O artista mineiro explica que o título da nova exposição deriva do culto a Exu, do culto do Candomblé. "Okoto é uma qualidade de Exu, da família dos Orixás, é o primeiro Exu que se vê, que nasceu de Olodumaré com Obatalá. Olodumaré é o Deus em iorubá dentro de nós, no nosso panteão dos deuses, das divindades iorubás", diz. "Ele é o primeiro Exu, é a expansão do centro para fora. Ele é a expansão de tudo no tempo, no tempo que não está acometido ao relógio, mas é o tempo circular, o tempo das divindades que não têm tempo, o tempo espiralar, citando a nossa Iaiá, salve a [pesquisadora, escritora, professora e teórica de artes cênicas] Leda [Maria] Martins!", celebra Moreira.

De Exu ao Congado
Antonio Sergio Moreira explica que a divindade de Exu também faz parte do menino Kalunga, na tradição do Congado. "Entre essas tradições existiam as divindades da família de Congo que dialogam e tudo vai para um lugar só: a preta velha Conga, o preto Velho Congo, o pai Joaquim e a Maria Conga. Todos eles dialogam em uma coisa que se chama Zambi. Então essas imagens eu trago dali e eu vou fazer essas conexões dentro da minha pintura", conta o artista.

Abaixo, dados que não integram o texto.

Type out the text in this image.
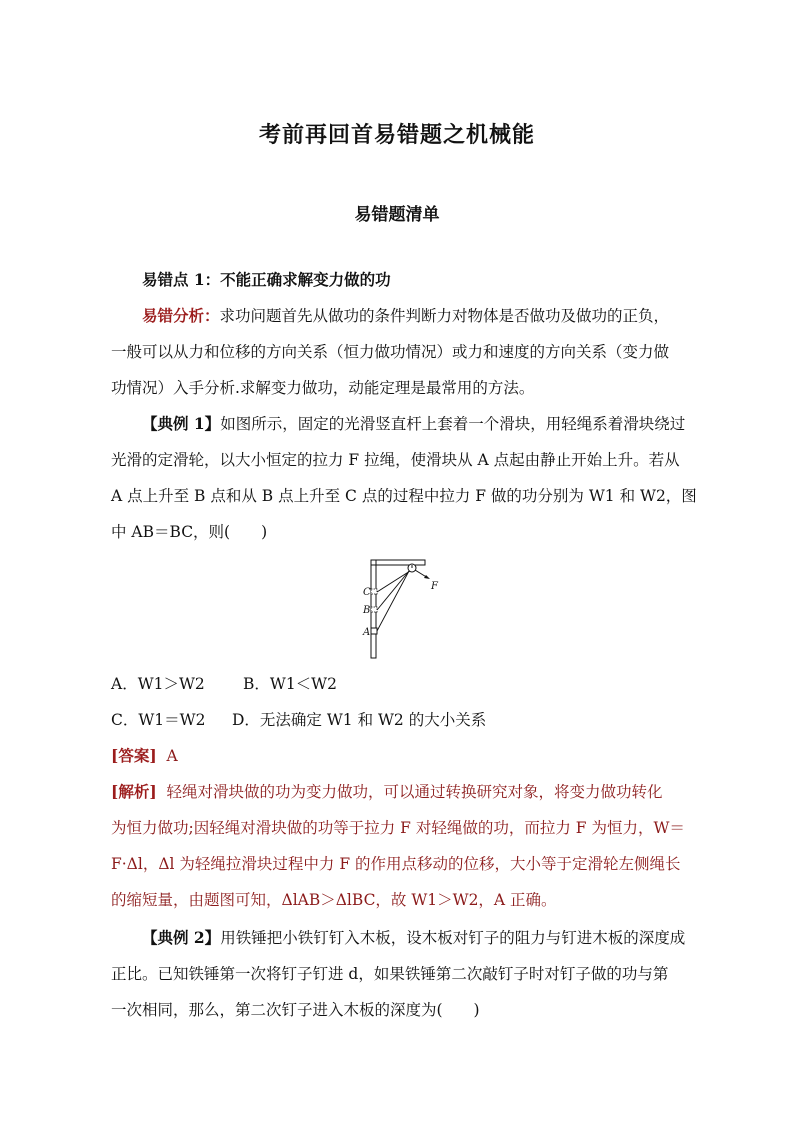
考前再回首易错题之机械能
易错题清单
易错点 1：不能正确求解变力做的功
易错分析：求功问题首先从做功的条件判断力对物体是否做功及做功的正负，
一般可以从力和位移的方向关系（恒力做功情况）或力和速度的方向关系（变力做
功情况）入手分析.求解变力做功，动能定理是最常用的方法。
【典例 1】如图所示，固定的光滑竖直杆上套着一个滑块，用轻绳系着滑块绕过
光滑的定滑轮，以大小恒定的拉力 F 拉绳，使滑块从 A 点起由静止开始上升。若从
A 点上升至 B 点和从 B 点上升至 C 点的过程中拉力 F 做的功分别为 W1 和 W2，图
中 AB＝BC，则(　　)
C
B
A
F
A．W1＞W2 B．W1＜W2
C．W1＝W2 D．无法确定 W1 和 W2 的大小关系
[答案] A
[解析] 轻绳对滑块做的功为变力做功，可以通过转换研究对象，将变力做功转化
为恒力做功;因轻绳对滑块做的功等于拉力 F 对轻绳做的功，而拉力 F 为恒力，W＝
F·Δl，Δl 为轻绳拉滑块过程中力 F 的作用点移动的位移，大小等于定滑轮左侧绳长
的缩短量，由题图可知，ΔlAB＞ΔlBC，故 W1＞W2，A 正确。
【典例 2】用铁锤把小铁钉钉入木板，设木板对钉子的阻力与钉进木板的深度成
正比。已知铁锤第一次将钉子钉进 d，如果铁锤第二次敲钉子时对钉子做的功与第
一次相同，那么，第二次钉子进入木板的深度为(　　)
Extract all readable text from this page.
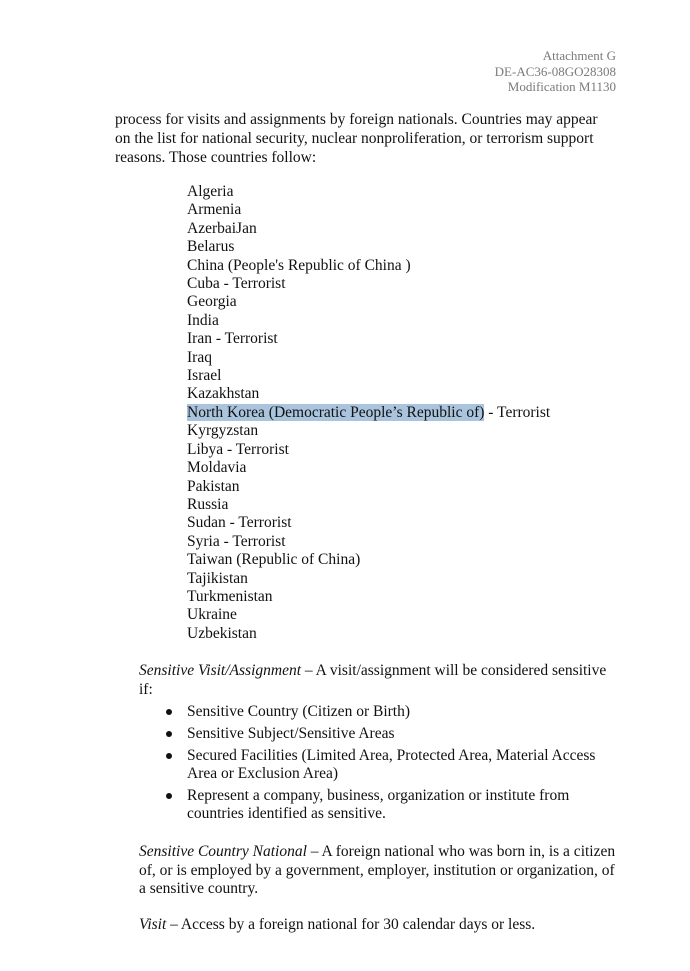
Attachment G
DE-AC36-08GO28308
Modification M1130

process for visits and assignments by foreign nationals. Countries may appear on the list for national security, nuclear nonproliferation, or terrorism support reasons. Those countries follow:

Algeria
Armenia
AzerbaiJan
Belarus
China (People's Republic of China )
Cuba - Terrorist
Georgia
India
Iran - Terrorist
Iraq
Israel
Kazakhstan
North Korea (Democratic People’s Republic of) - Terrorist
Kyrgyzstan
Libya - Terrorist
Moldavia
Pakistan
Russia
Sudan - Terrorist
Syria - Terrorist
Taiwan (Republic of China)
Tajikistan
Turkmenistan
Ukraine
Uzbekistan

Sensitive Visit/Assignment – A visit/assignment will be considered sensitive if:

Sensitive Country (Citizen or Birth)
Sensitive Subject/Sensitive Areas
Secured Facilities (Limited Area, Protected Area, Material Access Area or Exclusion Area)
Represent a company, business, organization or institute from countries identified as sensitive.

Sensitive Country National – A foreign national who was born in, is a citizen of, or is employed by a government, employer, institution or organization, of a sensitive country.

Visit – Access by a foreign national for 30 calendar days or less.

"A ideia não é pintar a divindade", especifica. "Divindade não tem rosto, Deus não tem face. Então eu trago só elementos que nos levam a essa ressonância, a esse imaginário", afirma. Então é nessa figuração de hoje do menino Kalunga que estou resgatando uma coisa de 40 anos atrás, na minha arte, que começo com a figuração e depois vou para a abstração. Eu falo do imaginário, mas pintar a divindade, jamais. Eu posso pintar o imaginário dela", explica.

Descolonizar: um exercício
O artista visual afirma que a prática da descolonização do olhar acontece, antes de tudo, na primeira pessoa do singular. "Descolonizar é, primeiro de tudo, descolonizar-se. É parar de olhar a partir daquilo que o outro te ensinou a olhar. Quebrar primeiro os seus pré-conceitos sobre tudo para depois falar a palavra descolonizar para o outro", afirma. "É muito importante você se descolonizar primeiro. Precisa olhar para dentro de si mesmo", reforça.

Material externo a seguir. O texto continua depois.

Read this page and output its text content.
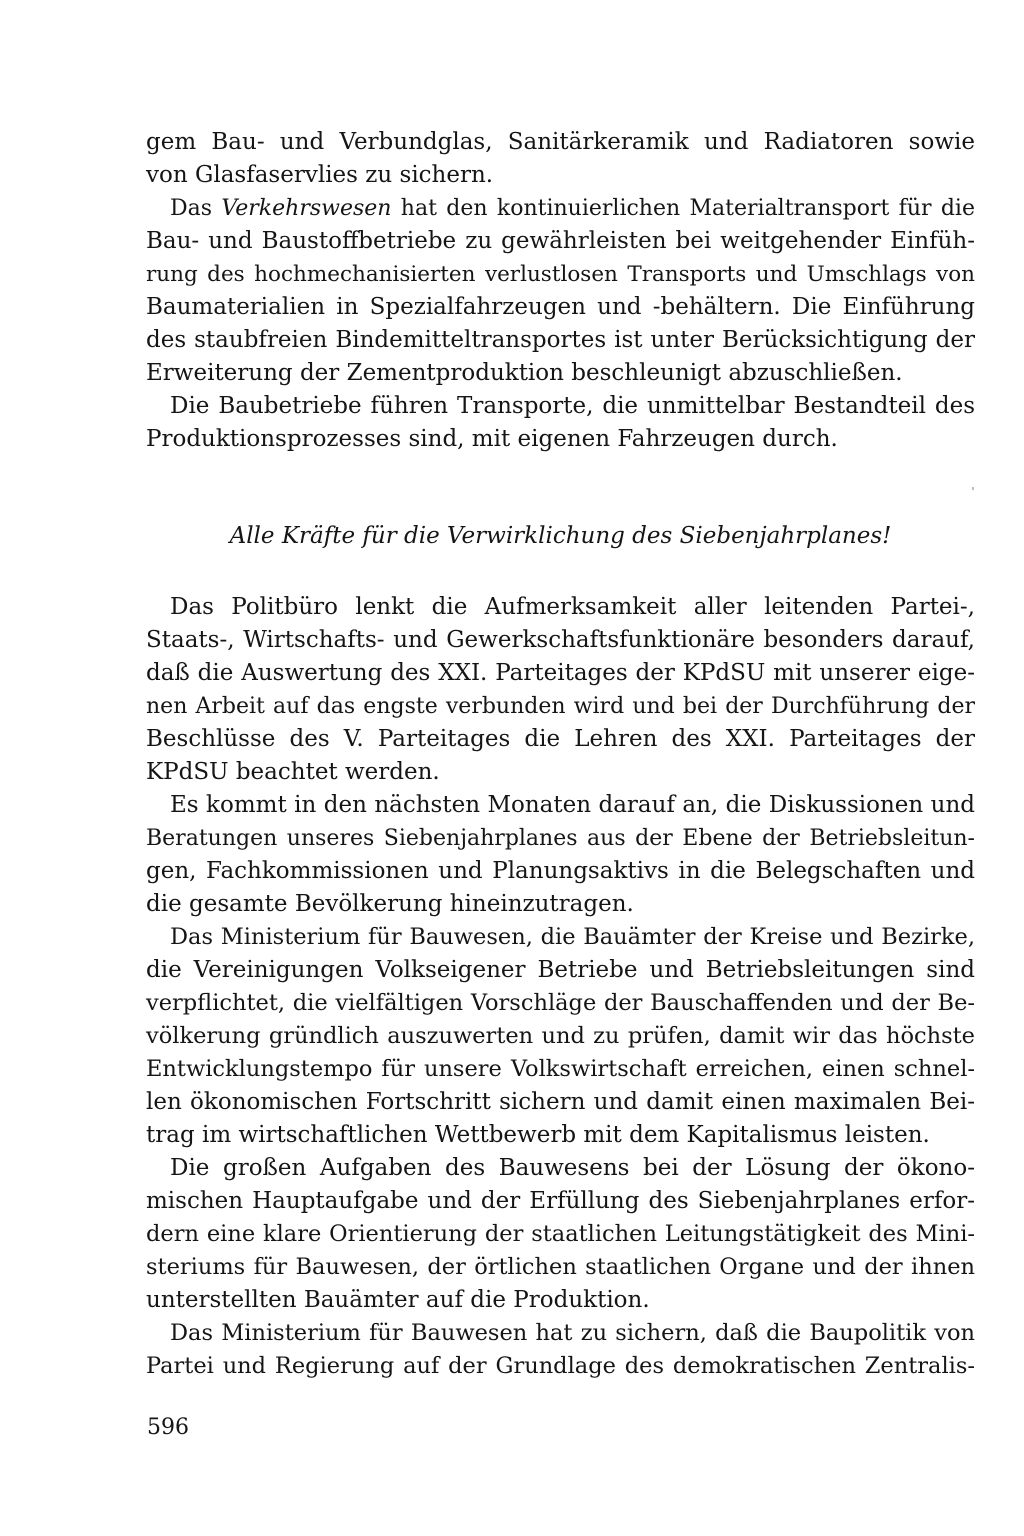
gem Bau- und Verbundglas, Sanitärkeramik und Radiatoren sowie
von Glasfaservlies zu sichern.
Das Verkehrswesen hat den kontinuierlichen Materialtransport für die
Bau- und Baustoffbetriebe zu gewährleisten bei weitgehender Einfüh-
rung des hochmechanisierten verlustlosen Transports und Umschlags von
Baumaterialien in Spezialfahrzeugen und -behältern. Die Einführung
des staubfreien Bindemitteltransportes ist unter Berücksichtigung der
Erweiterung der Zementproduktion beschleunigt abzuschließen.
Die Baubetriebe führen Transporte, die unmittelbar Bestandteil des
Produktionsprozesses sind, mit eigenen Fahrzeugen durch.
Alle Kräfte für die Verwirklichung des Siebenjahrplanes!
Das Politbüro lenkt die Aufmerksamkeit aller leitenden Partei-,
Staats-, Wirtschafts- und Gewerkschaftsfunktionäre besonders darauf,
daß die Auswertung des XXI. Parteitages der KPdSU mit unserer eige-
nen Arbeit auf das engste verbunden wird und bei der Durchführung der
Beschlüsse des V. Parteitages die Lehren des XXI. Parteitages der
KPdSU beachtet werden.
Es kommt in den nächsten Monaten darauf an, die Diskussionen und
Beratungen unseres Siebenjahrplanes aus der Ebene der Betriebsleitun-
gen, Fachkommissionen und Planungsaktivs in die Belegschaften und
die gesamte Bevölkerung hineinzutragen.
Das Ministerium für Bauwesen, die Bauämter der Kreise und Bezirke,
die Vereinigungen Volkseigener Betriebe und Betriebsleitungen sind
verpflichtet, die vielfältigen Vorschläge der Bauschaffenden und der Be-
völkerung gründlich auszuwerten und zu prüfen, damit wir das höchste
Entwicklungstempo für unsere Volkswirtschaft erreichen, einen schnel-
len ökonomischen Fortschritt sichern und damit einen maximalen Bei-
trag im wirtschaftlichen Wettbewerb mit dem Kapitalismus leisten.
Die großen Aufgaben des Bauwesens bei der Lösung der ökono-
mischen Hauptaufgabe und der Erfüllung des Siebenjahrplanes erfor-
dern eine klare Orientierung der staatlichen Leitungstätigkeit des Mini-
steriums für Bauwesen, der örtlichen staatlichen Organe und der ihnen
unterstellten Bauämter auf die Produktion.
Das Ministerium für Bauwesen hat zu sichern, daß die Baupolitik von
Partei und Regierung auf der Grundlage des demokratischen Zentralis-
596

"Primeiro, porque curador branco, não é branco [no Brasil]. Ele tem um tataravô, um avô que é de origem ameríndia, mas que sofreu apagamento histórico, memorial. Mas esse curador 'branco' vai olhar para a arte 'branca' feita por 'brancos'. Eu venho falando da invisibilidade de arte produzida pelas mãos dos afrodescendentes desde 2006, quando ninguém falava sobre isso", diz. "A exposição 'Réplica e Rebeldia' de Portugal falava sobre isso, sobre essa invisibilidade. Porque a arte brasileira, feita a partir das mãos de afrodescendentes, só ia para as exposições quando era uma mostra temática", lembra. " Assim como grandes atores brasileiros que nós temos, em nossa teledramaturgia, eles só apareciam no teatro, na televisão, ou numa grande minissérie, quando ela falava de escravidão", pontua Moreira.
A exposição "Okoto - J'existe", com curadoria da Galeria Ricardo Fernandes, fica em cartaz até 30 de outubro, no Marché Dapuphine, em Saint Ouen, e conta com o apoio da Embaixada Brasileira em Paris.